The project examines how changing ocean conditions affect the availability and quality of krill, and how this then impacts blue whale body condition, hormone levels, and foraging and reproductive effort. The focus on prey and predator physiology and fitness will inform the development of novel Species Health Models (SHM), which will advance the understanding of prey-predator co-responses to changing climatic conditions and the influence of species health on population resilience.

SHM will provide a way to monitor and predict species response to climate change by shifting the focus of management efforts toward thresholds based on health, which could enable mitigation measures before population-level declines occur. Furthermore, understanding krill response to variable environmental conditions will inform management of marine prey and predator response to climate change broadly, while public attention on the iconic blue whale can enhance societal awareness and motivate behavioral change.

Species resilience to climate change over shorter timescales will be determined by fitness and fecundity of individuals mediated through behavioral and physiological response pathways. This project aims to describe the co-response of marine prey (krill; Nyctiphanes australis) and predator (blue whale; Balaenoptera musculus brevicauda) health to environmental variation at individual and population levels, enabling a comprehensive understanding of impacts on species fitness under climate change conditions.

Data will be collected on krill and blue whale ecology and physiology in the South Taranaki Bight of New Zealand during three consecutive years (2024-2026). Controlled experiments will determine effects of temperature on krill metabolic rates, energy requirements, and body condition (bioenergetic and biochemical responses). The availability of prey to foraging blue whales will be assessed through net tows and active acoustics to determine krill energetic content, distribution, and density.

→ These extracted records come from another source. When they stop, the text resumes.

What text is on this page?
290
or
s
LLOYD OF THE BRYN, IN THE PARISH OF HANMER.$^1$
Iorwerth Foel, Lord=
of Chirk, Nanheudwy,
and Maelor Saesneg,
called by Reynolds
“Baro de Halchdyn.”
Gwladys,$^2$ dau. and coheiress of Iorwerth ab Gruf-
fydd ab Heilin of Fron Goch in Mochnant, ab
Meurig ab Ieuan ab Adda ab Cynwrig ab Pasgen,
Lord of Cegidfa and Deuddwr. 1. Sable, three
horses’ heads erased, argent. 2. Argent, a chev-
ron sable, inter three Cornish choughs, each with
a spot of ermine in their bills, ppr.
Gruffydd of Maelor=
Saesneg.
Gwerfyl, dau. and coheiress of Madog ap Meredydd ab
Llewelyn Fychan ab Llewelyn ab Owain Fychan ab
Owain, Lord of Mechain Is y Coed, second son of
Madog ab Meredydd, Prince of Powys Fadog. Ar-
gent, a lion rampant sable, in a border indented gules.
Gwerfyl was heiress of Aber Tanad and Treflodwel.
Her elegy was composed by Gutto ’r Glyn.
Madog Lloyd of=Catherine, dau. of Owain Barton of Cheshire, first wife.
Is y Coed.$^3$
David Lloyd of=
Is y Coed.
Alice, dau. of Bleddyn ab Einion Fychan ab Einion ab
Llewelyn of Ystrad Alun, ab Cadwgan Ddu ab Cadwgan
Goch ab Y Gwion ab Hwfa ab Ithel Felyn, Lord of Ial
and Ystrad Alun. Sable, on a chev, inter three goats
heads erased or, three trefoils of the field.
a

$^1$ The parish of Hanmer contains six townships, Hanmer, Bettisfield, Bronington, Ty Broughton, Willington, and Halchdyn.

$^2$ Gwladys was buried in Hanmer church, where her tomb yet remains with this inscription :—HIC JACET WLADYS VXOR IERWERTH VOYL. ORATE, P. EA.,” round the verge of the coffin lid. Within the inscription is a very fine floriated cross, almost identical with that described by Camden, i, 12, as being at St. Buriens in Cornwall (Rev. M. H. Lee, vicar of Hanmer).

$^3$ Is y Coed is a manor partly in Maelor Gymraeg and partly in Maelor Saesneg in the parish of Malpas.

Impacts of changes in prey and environmental conditions on individual whale physiology will be quantified through Unoccupied Aircraft Systems assessments of body condition to document nutritive state, and biopsy sampling of skin and blubber tissue to quantify stress (glucocorticoids), nutrition (thyroid, leptin) and reproductive (progesterone, testosterone) hormone levels. At the population level, hydrophones will record blue whale vocalizations to quantify changes in foraging and breeding effort relative to changes in prey and environmental conditions.

These data streams will be integrated through multivariate analyses and development of Species Health Models to understand prey and predator co-response to environmental change, predict species health impacts and fitness consequences, and identify thresholds in prey and predator population resilience.

This award was co-funded through the GEO/OCE Biological Oceanography Program and the BIO/IOS Organismal Responses to Climate Change Program.

This award reflects NSF's statutory mission and has been deemed worthy of support through evaluation using the Foundation's intellectual merit and broader impacts review criteria.